Investing.com - Gold prices edged up on Friday after soft U.S. home sales softened the dollar, though gains were seen as short-lived due to ongoing expectations for the Federal Reserve to begin dismantling ultra-loose monetary policies that have supported the yellow metal since the 2008 financial crisis.
Gold and the dollar tend to trade inversely with one another.
On the Comex division of the New York Mercantile Exchange, gold futures for December delivery traded at $1,231.30 a troy ounce, up 0.18%, up from a session low of $1,229.10 and off a high of $1,234.40.
The December contract settled down 1.32% at $1,229.10 on Thursday.
Futures were likely to find support at $1,226.30 a troy ounce, Thursday's low, and resistance at $1,255.60, Tuesday's high.
Gold gained after the Census Bureau reported earlier that U.S. new home sales rose 0.2% in September to 467,000 units, missing expectations for an increase to 470,000 units, which fueled some safe-haven demand for the precious metal.

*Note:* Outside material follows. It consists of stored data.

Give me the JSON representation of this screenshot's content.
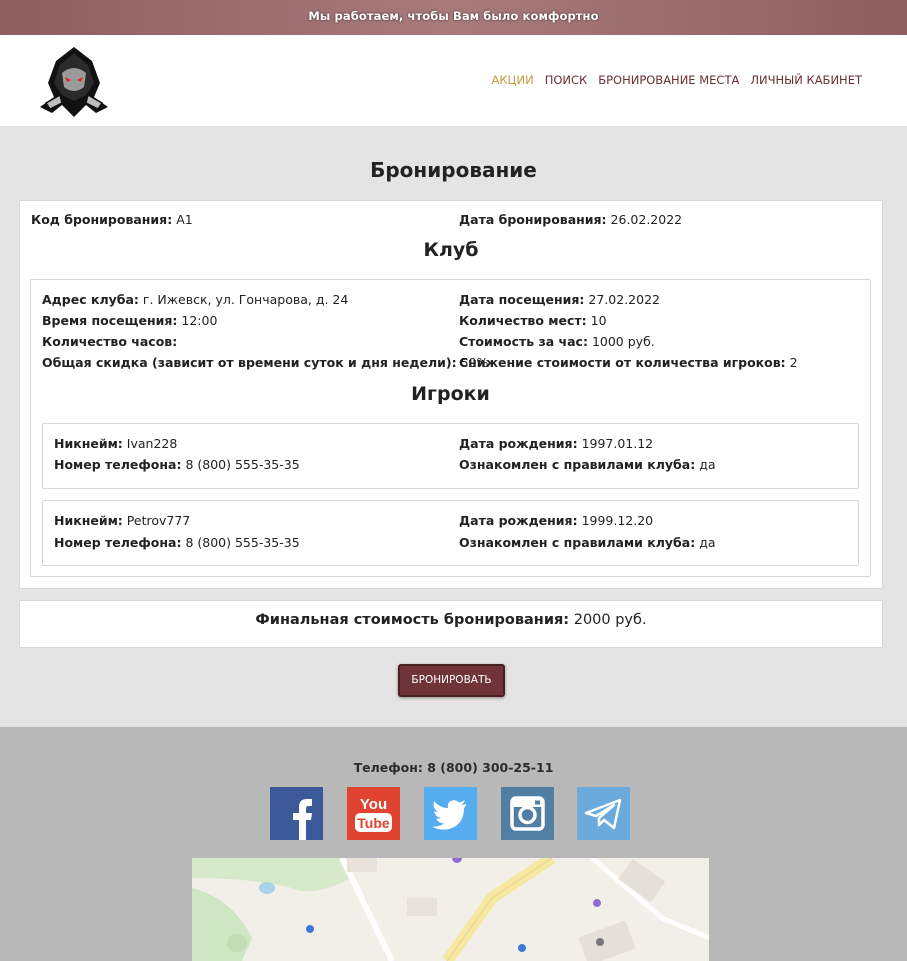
{
  "topbar": {
    "text": "Мы работаем, чтобы Вам было комфортно"
  },
  "nav": {
    "items": [
      {
        "label": "АКЦИИ",
        "active": true
      },
      {
        "label": "ПОИСК",
        "active": false
      },
      {
        "label": "БРОНИРОВАНИЕ МЕСТА",
        "active": false
      },
      {
        "label": "ЛИЧНЫЙ КАБИНЕТ",
        "active": false
      }
    ]
  },
  "page": {
    "title": "Бронирование"
  },
  "booking": {
    "code_label": "Код бронирования:",
    "code": "A1",
    "date_label": "Дата бронирования:",
    "date": "26.02.2022"
  },
  "club": {
    "title": "Клуб",
    "address_label": "Адрес клуба:",
    "address": "г. Ижевск, ул. Гончарова, д. 24",
    "visit_date_label": "Дата посещения:",
    "visit_date": "27.02.2022",
    "visit_time_label": "Время посещения:",
    "visit_time": "12:00",
    "seats_label": "Количество мест:",
    "seats": "10",
    "hours_label": "Количество часов:",
    "hours": "",
    "price_label": "Стоимость за час:",
    "price": "1000 руб.",
    "discount_label": "Общая скидка (зависит от времени суток и дня недели):",
    "discount": "50%",
    "reduction_label": "Снижение стоимости от количества игроков:",
    "reduction": "2"
  },
  "players": {
    "title": "Игроки",
    "nick_label": "Никнейм:",
    "phone_label": "Номер телефона:",
    "birth_label": "Дата рождения:",
    "rules_label": "Ознакомлен с правилами клуба:",
    "list": [
      {
        "nick": "Ivan228",
        "phone": "8 (800) 555-35-35",
        "birth": "1997.01.12",
        "rules": "да"
      },
      {
        "nick": "Petrov777",
        "phone": "8 (800) 555-35-35",
        "birth": "1999.12.20",
        "rules": "да"
      }
    ]
  },
  "total": {
    "label": "Финальная стоимость бронирования:",
    "value": "2000 руб."
  },
  "actions": {
    "book_label": "БРОНИРОВАТЬ"
  },
  "footer": {
    "phone": "Телефон: 8 (800) 300-25-11",
    "social": [
      "facebook-icon",
      "youtube-icon",
      "twitter-icon",
      "instagram-icon",
      "telegram-icon"
    ]
  },
  "colors": {
    "accent": "#6e3437",
    "nav": "#6b2e35",
    "nav_active": "#c79a42",
    "topbar": "#9b6f70"
  }
}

The August figure was downwardly revised to a 15.3% climb to 466,000 units from a previously estimated 18.0% jump to 504,000 units.
The data weakened the dollar somewhat and boosted gold's appeal as a hedge, as while the Federal Reserve is widely seen closing its bond-buying program this month, the timing of rate hikes in 2015 still remains unclear.

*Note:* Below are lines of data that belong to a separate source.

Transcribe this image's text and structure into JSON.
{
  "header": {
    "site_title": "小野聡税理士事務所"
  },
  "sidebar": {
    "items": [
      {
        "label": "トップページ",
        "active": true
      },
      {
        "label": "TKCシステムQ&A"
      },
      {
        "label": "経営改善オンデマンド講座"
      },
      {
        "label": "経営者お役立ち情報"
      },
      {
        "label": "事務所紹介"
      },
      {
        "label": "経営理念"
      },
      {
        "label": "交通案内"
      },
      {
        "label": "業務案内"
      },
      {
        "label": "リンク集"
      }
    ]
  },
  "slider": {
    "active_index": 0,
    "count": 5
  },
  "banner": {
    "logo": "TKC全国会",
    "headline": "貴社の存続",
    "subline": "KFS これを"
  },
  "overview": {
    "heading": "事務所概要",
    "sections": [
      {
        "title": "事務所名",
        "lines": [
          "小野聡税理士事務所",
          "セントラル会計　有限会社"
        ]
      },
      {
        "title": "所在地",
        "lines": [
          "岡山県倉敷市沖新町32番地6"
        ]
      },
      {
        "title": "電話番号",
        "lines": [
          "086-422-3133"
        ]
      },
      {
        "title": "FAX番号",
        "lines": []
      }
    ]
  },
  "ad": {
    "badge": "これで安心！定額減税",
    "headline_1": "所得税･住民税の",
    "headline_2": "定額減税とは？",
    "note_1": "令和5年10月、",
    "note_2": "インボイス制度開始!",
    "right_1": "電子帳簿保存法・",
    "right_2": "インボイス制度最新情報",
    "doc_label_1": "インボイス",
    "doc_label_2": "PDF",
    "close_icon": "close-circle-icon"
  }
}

Still, gold didn't surge, as a longer-range view of economic indicators still points to a sustained U.S. recovery, including in the housing sector.

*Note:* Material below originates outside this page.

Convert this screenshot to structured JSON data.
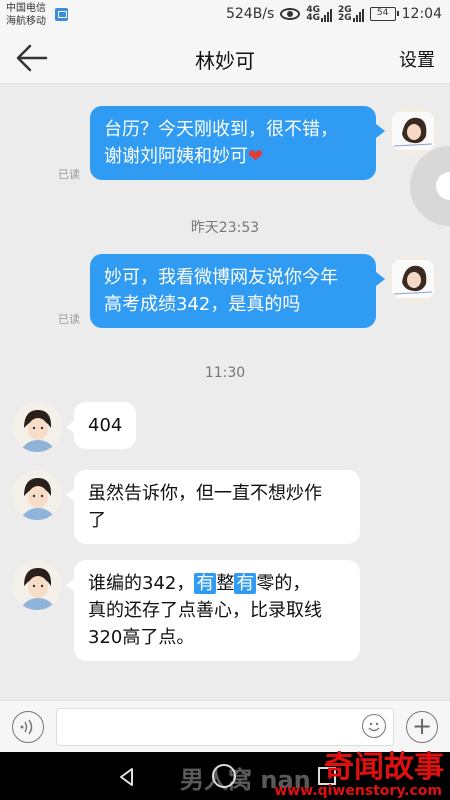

Earlier in the week, the National Association of Realtors reported that U.S. existing home sales increased 2.4% to a 5.17 million units last month from 5.05 million in August. Analysts had expected existing home sales to rise 1% to 5.10 million units in September.
Meanwhile, silver for December delivery was up 0.20% at $17.193 a troy ounce, while copper futures for December delivery were down 0.09% at $3.037 a pound.